Tert-butyl-4-(4-(3-((1r,3R,5S,7r)-3,5-dimethyladamantan-1-yl)ureido)-3-fluorobenzyl) −1,4-diazepane-1-carboxylate (31).

According to the synthetic process of compound 3, compound 31 as a light yellow oil (5.82 g) was obtained by taking used tert-butyl-4-(4-amino-3-fluorobenzyl)-1,4-diazepane-1-carboxylate 30 (5.24 g, 16.22 mmol) as starting material, compound 31, which was used without further purification, ESI-MS: m/z 529.3 [M+H]⁺.

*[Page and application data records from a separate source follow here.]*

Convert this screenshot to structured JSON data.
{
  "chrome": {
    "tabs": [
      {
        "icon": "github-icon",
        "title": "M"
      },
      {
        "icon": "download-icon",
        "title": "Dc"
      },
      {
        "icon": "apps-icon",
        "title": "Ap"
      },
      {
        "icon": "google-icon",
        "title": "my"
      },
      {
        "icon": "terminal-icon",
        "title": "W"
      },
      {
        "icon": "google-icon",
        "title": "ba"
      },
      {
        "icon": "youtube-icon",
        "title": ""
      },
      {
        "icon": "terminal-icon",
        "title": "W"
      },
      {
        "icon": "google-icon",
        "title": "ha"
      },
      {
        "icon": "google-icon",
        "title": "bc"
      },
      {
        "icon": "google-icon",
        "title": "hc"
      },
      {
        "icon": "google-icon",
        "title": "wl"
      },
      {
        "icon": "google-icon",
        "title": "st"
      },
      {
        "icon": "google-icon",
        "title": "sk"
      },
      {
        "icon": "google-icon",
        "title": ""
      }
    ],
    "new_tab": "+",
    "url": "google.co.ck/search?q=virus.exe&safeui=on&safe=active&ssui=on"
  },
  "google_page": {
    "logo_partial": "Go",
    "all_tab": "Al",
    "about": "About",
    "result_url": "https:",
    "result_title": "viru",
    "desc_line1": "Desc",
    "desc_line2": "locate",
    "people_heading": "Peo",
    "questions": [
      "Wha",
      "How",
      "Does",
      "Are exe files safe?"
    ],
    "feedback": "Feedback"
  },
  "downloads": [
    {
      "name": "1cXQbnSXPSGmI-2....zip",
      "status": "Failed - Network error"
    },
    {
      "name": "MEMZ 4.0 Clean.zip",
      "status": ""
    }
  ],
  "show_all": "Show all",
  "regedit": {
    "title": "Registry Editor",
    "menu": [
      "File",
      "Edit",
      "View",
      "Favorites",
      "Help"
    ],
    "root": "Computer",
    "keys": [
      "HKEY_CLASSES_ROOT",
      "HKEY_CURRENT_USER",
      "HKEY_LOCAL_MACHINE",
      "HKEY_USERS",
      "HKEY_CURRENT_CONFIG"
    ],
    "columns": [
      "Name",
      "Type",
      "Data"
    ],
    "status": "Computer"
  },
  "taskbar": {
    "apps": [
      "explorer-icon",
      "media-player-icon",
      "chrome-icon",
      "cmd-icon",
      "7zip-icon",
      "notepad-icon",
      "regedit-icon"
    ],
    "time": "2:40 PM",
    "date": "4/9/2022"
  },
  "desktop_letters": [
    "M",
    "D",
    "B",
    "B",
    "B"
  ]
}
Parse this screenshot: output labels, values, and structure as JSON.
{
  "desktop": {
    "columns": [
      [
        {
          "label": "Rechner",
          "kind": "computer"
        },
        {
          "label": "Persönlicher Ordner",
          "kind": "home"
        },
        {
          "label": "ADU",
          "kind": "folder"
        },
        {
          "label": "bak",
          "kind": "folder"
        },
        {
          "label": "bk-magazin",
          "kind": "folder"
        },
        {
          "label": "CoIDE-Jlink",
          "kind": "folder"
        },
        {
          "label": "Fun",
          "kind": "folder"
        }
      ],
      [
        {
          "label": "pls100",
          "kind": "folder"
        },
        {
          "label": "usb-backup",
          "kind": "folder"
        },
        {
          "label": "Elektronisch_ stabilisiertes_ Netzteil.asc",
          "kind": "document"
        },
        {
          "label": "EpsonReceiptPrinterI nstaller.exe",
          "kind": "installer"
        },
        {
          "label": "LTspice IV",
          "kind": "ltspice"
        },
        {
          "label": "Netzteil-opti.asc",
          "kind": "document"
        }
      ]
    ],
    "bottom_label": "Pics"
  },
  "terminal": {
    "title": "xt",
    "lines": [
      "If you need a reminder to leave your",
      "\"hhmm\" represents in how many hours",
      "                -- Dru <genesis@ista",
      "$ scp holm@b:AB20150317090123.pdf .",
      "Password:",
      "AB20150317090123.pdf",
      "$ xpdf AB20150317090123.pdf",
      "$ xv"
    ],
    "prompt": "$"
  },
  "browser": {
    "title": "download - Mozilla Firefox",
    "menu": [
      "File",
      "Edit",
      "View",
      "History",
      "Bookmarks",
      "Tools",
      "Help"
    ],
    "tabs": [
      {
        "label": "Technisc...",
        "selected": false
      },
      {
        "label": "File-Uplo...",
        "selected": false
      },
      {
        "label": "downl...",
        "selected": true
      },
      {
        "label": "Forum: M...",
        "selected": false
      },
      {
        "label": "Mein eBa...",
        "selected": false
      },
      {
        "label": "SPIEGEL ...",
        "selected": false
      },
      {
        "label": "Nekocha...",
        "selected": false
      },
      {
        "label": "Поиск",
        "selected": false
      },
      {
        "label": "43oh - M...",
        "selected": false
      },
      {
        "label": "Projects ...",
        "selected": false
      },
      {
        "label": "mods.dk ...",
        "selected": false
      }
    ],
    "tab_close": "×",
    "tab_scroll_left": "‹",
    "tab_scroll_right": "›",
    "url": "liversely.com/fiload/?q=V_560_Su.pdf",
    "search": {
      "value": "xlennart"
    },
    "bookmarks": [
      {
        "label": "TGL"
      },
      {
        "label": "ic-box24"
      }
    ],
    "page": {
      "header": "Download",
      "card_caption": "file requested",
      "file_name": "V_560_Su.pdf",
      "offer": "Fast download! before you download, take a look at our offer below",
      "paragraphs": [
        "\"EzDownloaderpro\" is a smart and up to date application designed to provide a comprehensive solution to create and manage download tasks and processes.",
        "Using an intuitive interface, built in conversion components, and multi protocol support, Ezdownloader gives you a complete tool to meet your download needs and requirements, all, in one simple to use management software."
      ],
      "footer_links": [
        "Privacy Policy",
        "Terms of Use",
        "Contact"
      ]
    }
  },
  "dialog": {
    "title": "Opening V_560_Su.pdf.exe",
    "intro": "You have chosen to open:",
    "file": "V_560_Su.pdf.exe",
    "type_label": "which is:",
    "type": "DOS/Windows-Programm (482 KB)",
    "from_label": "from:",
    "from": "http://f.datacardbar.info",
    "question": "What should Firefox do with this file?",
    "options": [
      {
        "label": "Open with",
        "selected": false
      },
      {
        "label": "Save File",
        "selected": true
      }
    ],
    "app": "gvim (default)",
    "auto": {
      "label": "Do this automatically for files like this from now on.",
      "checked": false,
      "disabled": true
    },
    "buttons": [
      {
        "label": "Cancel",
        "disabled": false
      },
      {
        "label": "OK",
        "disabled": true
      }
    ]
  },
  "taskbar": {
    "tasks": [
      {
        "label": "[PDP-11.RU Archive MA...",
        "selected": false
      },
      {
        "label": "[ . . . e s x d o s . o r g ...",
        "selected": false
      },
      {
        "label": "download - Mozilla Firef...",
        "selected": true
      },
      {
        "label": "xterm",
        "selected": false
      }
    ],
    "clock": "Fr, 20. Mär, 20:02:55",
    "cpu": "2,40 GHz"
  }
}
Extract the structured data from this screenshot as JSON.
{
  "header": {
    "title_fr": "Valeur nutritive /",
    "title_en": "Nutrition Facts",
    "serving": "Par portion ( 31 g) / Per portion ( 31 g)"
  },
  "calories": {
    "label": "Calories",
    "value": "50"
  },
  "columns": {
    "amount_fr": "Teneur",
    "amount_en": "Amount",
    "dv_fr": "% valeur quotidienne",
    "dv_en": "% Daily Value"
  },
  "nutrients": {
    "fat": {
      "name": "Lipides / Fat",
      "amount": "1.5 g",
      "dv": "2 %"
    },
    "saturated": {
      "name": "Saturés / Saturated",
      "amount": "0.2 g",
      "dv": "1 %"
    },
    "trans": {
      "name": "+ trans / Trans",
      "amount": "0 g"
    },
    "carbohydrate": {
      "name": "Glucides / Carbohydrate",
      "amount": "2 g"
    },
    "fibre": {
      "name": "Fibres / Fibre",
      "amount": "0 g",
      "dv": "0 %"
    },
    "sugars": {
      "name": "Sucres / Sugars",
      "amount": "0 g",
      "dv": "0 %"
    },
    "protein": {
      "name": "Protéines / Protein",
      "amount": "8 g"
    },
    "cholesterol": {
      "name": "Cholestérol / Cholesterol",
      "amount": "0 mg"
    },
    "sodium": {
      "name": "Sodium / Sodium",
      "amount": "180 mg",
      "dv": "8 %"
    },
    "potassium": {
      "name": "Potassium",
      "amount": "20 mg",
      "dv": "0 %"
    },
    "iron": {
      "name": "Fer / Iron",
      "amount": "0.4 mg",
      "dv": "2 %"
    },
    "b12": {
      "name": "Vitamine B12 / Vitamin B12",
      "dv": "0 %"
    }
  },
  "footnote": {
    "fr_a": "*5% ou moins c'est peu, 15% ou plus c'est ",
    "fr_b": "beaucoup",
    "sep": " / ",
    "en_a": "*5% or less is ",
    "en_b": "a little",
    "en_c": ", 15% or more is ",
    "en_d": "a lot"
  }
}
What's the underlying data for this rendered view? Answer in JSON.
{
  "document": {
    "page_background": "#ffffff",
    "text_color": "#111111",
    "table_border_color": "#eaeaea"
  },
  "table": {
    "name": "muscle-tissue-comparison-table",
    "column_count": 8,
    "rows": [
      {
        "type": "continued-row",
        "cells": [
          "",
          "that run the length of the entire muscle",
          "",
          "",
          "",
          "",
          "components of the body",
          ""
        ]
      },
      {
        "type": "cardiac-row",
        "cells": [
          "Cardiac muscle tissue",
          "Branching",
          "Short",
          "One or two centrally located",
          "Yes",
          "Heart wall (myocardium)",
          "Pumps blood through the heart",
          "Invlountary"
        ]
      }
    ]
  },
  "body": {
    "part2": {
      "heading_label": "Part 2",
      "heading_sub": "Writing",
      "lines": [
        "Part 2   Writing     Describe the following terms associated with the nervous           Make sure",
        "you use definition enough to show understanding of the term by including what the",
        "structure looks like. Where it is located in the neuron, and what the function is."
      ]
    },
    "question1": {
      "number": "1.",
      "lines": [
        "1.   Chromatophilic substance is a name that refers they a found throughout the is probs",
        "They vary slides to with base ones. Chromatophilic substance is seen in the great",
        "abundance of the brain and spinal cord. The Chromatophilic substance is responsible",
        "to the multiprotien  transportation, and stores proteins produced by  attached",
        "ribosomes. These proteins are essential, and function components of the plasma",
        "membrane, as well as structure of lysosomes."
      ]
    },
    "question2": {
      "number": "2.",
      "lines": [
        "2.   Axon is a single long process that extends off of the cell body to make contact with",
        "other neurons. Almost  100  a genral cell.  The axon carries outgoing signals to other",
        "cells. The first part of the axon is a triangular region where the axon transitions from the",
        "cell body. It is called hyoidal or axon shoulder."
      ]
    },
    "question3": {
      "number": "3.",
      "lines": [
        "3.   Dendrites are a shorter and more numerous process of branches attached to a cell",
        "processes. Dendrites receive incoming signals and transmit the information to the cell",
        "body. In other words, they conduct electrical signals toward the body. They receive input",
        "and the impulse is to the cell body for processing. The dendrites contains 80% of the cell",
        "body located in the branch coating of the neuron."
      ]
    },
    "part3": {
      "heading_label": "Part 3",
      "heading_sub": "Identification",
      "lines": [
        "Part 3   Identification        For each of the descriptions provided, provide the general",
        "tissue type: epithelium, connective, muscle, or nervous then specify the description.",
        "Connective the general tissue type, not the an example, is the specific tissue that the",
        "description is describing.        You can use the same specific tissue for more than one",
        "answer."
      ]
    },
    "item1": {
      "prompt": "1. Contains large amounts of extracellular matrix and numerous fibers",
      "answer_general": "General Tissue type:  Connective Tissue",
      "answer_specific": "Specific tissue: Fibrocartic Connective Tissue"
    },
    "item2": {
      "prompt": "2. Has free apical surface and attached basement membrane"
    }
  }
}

1-(4-((1,4-Diazepan-1-yl)methyl)-2-fluorophenyl)-3-((1r,3R,5S,7r)-3,5-dimethyl adamantan-1-yl)urea (32).

According to the synthetic process of compound 20, compound 32 as a light yellow oil (4.15 g) was obtained by taking used tert-butyl-4-(4-(3-((1r,3R,5S,7r)-3,5-dimethyladamantan-1-yl)ureido)-3-fluorobenzyl)-1,4-diazepane-1-carboxylate 31 (5.82 g, 11.0 mmol) as starting material, compound 32, which was used without further purification, ESI-MS: m/z 529.45 [M+H]⁺.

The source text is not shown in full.